Conflitos internos, a oposição ganhando força na Câmara dos Deputados, fracasso no leilão do arroz importado e um ministro indiciado. Além disso, membros do próprio governo estão se alfinetando nos bastidores e através de notas na imprensa. Embora essa conjuntura de fatores tenha contribuído para a oposição ganhar força no Congresso nesta semana, o “inferno astral” do governo Lula começou no final de maio, durante as votações dos vetos presidenciais nas sessões do Congresso Nacional, especialmente na votação da criminalização das fake news.
Um artigo da jornalista Malu Gaspar detalha a reorganização da oposição. O texto descreve o papel ativo do senador Flávio Bolsonaro, filho do ex-presidente Jair Bolsonaro, na mobilização contra a criminalização das fake news. Flávio pediu que parlamentares gravassem vídeos e utilizassem suas redes sociais para criar uma onda de apoio à medida. Com essa mobilização, começou uma articulação alegando ao Centrão que teriam mais votos do que realmente tinham, e o Centrão, que segue a maioria, embarcou na iniciativa. O presidente da Câmara dos Deputados, Arthur Lira (PP), focado em sua sucessão, aderiu à articulação.
Além de Flávio, o deputado Sóstenes Cavalcante (PL), da bancada evangélica, também estava envolvido. Sóstenes, que havia apontado a desarticulação da base de oposição, agora se empenha no Projeto de Lei 1904/24, que pune vítimas de estupro que abordarem fetos resultantes do crime.
A oposição percebeu algo evidente desde o início do mandato de Lula: o governo não tem controle sobre sua base, não conta votos, não acompanha dissidências e tem um líder na Câmara dos Deputados mais próximo de Lira do que do próprio Lula. A oposição cria tumulto, faz barulho e se apresenta como maior do que realmente é, o que funcionou tão bem que até Arthur Lira entrou na confusão, buscando garantir votos para seu sucessor, em um movimento semelhante ao realizado pelo presidente do Senado, Rodrigo Pacheco (PSD), no início do ano.
Pacheco, preocupado com sua sucessão, levantou diversas pautas da oposição e ameaçou avançar sobre o Supremo Tribunal Federal (STF), deixando o governo apreensivo. Quando garantiu os votos para sua sucessão, voltou a colaborar com o governo, muitas vezes de forma mais eficiente do que as próprias lideranças governistas.

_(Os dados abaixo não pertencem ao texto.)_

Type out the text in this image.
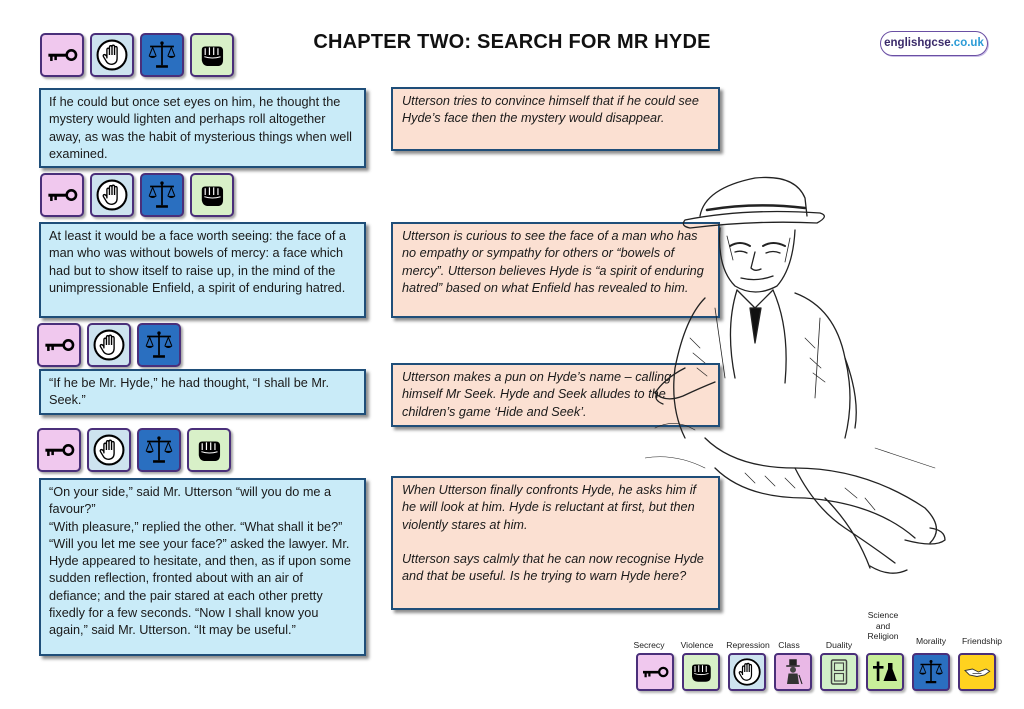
CHAPTER TWO: SEARCH FOR MR HYDE	englishgcse.co.uk
If he could but once set eyes on him, he thought the mystery would lighten and perhaps roll altogether away, as was the habit of mysterious things when well examined.

Utterson tries to convince himself that if he could see Hyde’s face then the mystery would disappear.

At least it would be a face worth seeing: the face of a man who was without bowels of mercy: a face which had but to show itself to raise up, in the mind of the unimpressionable Enfield, a spirit of enduring hatred.

Utterson is curious to see the face of a man who has no empathy or sympathy for others or “bowels of mercy”. Utterson believes Hyde is “a spirit of enduring hatred” based on what Enfield has revealed to him.

“If he be Mr. Hyde,” he had thought, “I shall be Mr. Seek.”

Utterson makes a pun on Hyde’s name – calling himself Mr Seek. Hyde and Seek alludes to the children’s game ‘Hide and Seek’.

“On your side,” said Mr. Utterson “will you do me a favour?”
“With pleasure,” replied the other. “What shall it be?”
“Will you let me see your face?” asked the lawyer. Mr. Hyde appeared to hesitate, and then, as if upon some sudden reflection, fronted about with an air of defiance; and the pair stared at each other pretty fixedly for a few seconds. “Now I shall know you again,” said Mr. Utterson. “It may be useful.”

When Utterson finally confronts Hyde, he asks him if he will look at him. Hyde is reluctant at first, but then violently stares at him.

Utterson says calmly that he can now recognise Hyde and that be useful. Is he trying to warn Hyde here?

Secrecy	Violence	Repression Class	Duality
Science and Religion	Morality	Friendship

Embora Lira não se torne um aliado confiável do governo, certamente espera algo em troca, além dos votos “superfaturados” da oposição.
A oposição, antes desarticulada, está animada com o sucesso de sua articulação. No entanto, os créditos da situação não são exclusivos da oposição. Desde o início, o governo tem tratado os problemas de articulação política com desdém. Quando a liderança do governo na Câmara decidiu não resistir ao PL 1904/24 e deixou claro que o assunto não era de interesse do governo, abriu a porteira para a oposição.
Desde a tramitação atrapalhada da Medida Provisória (MP) do Pis/Cofins até o recuo na discussão do PL 1904/24, passando pelo fracasso do leilão do arroz e a insistência na manutenção do problemático Ministro das Comunicações, Juscelino Filho (UNIÃO), no cargo, o governo tem facilitado o trabalho dos conservadores.
Isso significa que o governo Lula está sob risco de impeachment? Não. A oposição hoje se vale principalmente dos erros de articulação política do governo. Um impeachment depende de um poder de mobilização política que a oposição não tem em nenhuma das duas casas.
A tendência é que nas próximas semanas a situação se acalme, proporcionando ao governo uma oportunidade para rever sua articulação no Congresso Nacional.